Let the common tangent be $y=mx+c$. It must touch both parabolas, giving two conditions that pin down $m$ and $c$.
Step 2: Apply tangency to the first parabola.
Substituting into $y=-x^2$ gives $x^2+mx+c=0$. For a tangent the discriminant is zero: $m^2-4c=0$, so $c=\dfrac{m^2}{4}$.
Step 3: Apply tangency to the second parabola.
Substituting into $y=(x-2)^2$ gives $x^2-(m+4)x+(4-c)=0$. Tangency needs $(m+4)^2-4(4-c)=0$.

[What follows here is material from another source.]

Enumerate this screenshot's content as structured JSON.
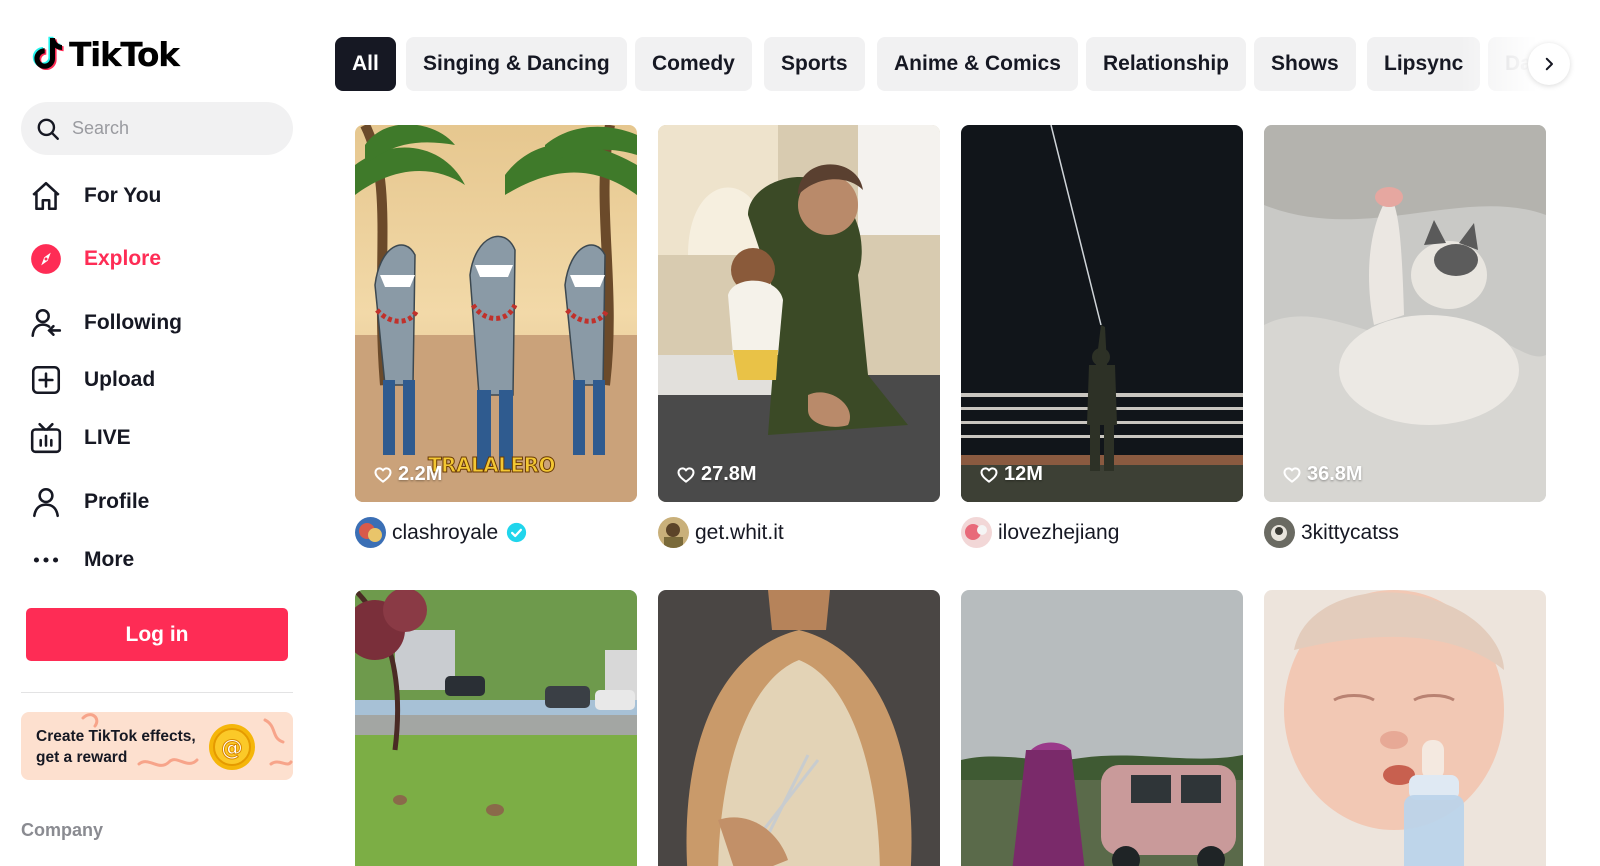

Step 4: Combine the two conditions.
Put $c=\dfrac{m^2}{4}$ into the second condition: $(m+4)^2-16+m^2=0$. Expanding, $m^2+8m+16-16+m^2=0$, i.e. $2m^2+8m=0$.
Step 5: Solve for $m$.
Factor $2m(m+4)=0$, so $m=0$ or $m=-4$. The slope $m=0$ would give a horizontal line that cannot be tangent to both as required, leaving $m=-4$.
Step 6: Find $c$ and write the line.
Then $c=\dfrac{(-4)^2}{4}=4$, so the common tangent is $y=-4x+4$.
\[ \boxed{y=-4x+4} \]